There is no compelling reason for those things to be members.  Boost.Text will have all that functionality (and mostly does already), separated out as free-function algorithms.  I find that this works quite well.


Moreover, a text-type is a sequence of something.  Or rather, I can't get much use out of it if it isn't.  So, what is it a sequence of?  I think that graphemes, code points, and code units are the most essential units of work that one might want to use.  However, a sequence of exactly *one* of these should be the kind of range that a text type models.

I think most users that work with text will want graphemes as the essential view of text.  That may prove to be untrue.

That's too many assumptions and conditionals for my taste.
If a default does not immediately make sense to an overwhelming majority, I don't think that default can be justified.
People will bring their own set of assumptions and I think it's probably better to teach them the choices they can make and let them make that choice for their use case.

Ad yeah, research will need to be involved - is that unreasonable ? See Kate Gregory's 'It's complicated' talk.

And grapheme vs codepoint is I think very usecase dependent.
I don't like the idea of baking-in "a default use case".

Most text/locale issues inherited from the 80s boil down to bad default and baked-in assumptions which are I think at the basis of people misunderstandings.
I know it framed mine for a long time.

If we make something a default, it will then again frame people understanding of what Unicode is and whatever we do will be, at best, incomplete.

I actually quite like the idea if text being an opaque thing that you need to feed to a view to operate on.

If we definitively need a default, I would rather it be codepoints, i think it's the less "opinionated".

At the very least, it means that we don't arm the wrong gun for the user by accident / by default.
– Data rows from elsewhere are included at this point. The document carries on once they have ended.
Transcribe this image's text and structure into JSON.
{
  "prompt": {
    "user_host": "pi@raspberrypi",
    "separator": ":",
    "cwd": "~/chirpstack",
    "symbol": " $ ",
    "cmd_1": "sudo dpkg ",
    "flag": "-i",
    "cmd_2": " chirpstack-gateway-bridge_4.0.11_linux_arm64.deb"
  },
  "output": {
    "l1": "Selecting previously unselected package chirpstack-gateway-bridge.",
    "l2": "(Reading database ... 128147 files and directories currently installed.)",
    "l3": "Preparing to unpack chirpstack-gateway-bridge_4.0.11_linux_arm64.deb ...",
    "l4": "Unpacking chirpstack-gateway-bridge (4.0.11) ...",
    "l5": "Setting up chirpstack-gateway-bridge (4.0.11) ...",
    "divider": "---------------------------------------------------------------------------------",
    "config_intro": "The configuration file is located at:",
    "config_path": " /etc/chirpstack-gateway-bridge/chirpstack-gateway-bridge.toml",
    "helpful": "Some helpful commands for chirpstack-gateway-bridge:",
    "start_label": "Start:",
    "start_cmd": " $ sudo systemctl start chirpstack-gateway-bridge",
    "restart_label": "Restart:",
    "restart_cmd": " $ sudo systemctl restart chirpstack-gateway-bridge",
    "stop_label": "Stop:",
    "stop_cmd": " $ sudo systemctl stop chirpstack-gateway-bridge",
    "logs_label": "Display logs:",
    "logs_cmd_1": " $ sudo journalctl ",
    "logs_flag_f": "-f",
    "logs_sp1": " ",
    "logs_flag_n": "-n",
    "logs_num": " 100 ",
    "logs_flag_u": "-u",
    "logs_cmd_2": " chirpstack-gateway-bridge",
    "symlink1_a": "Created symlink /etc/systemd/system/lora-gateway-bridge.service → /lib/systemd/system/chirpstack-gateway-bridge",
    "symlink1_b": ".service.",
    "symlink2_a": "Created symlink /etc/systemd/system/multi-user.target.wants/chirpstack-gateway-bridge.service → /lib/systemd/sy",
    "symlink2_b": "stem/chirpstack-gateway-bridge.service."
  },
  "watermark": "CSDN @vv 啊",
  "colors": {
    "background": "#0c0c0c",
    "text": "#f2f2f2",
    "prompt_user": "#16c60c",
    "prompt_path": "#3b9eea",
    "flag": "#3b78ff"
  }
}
And at some level, the user will have to read through even the synopsis of what each of these functions will bring to them. Some are obvious (words, sentences, etc. text segmentation algorithms), but others might require some thinking (codepoints, graphemes in particular).


Not picking one is a lot worse.  One of the many problems with Unicode is that it is too damn complicated for experienced users, much less new ones.  We need types with the right default so that people can just pick up a new version of their compiler and get to work without taking a week first to do research.  To the extent possible, it should "just work."
I can understand that not having defaults could be a frustrating experience to start with, however. I feel like it's justifiable given that there's no 100% right answer. Maybe we can get 80% but it will only make the 20% more surprising. I feel like having docs / tables that describe the various segmentation algorithms, what they bring to table, and what the user can get out of it might be more worth while.

Is this a viable path?

I think it is :)
I usually read the manual when I buy a power tool I'm not familiar with.

I don't think it is.  Again, the future reactions to Boost.Text will bear that out (or not!).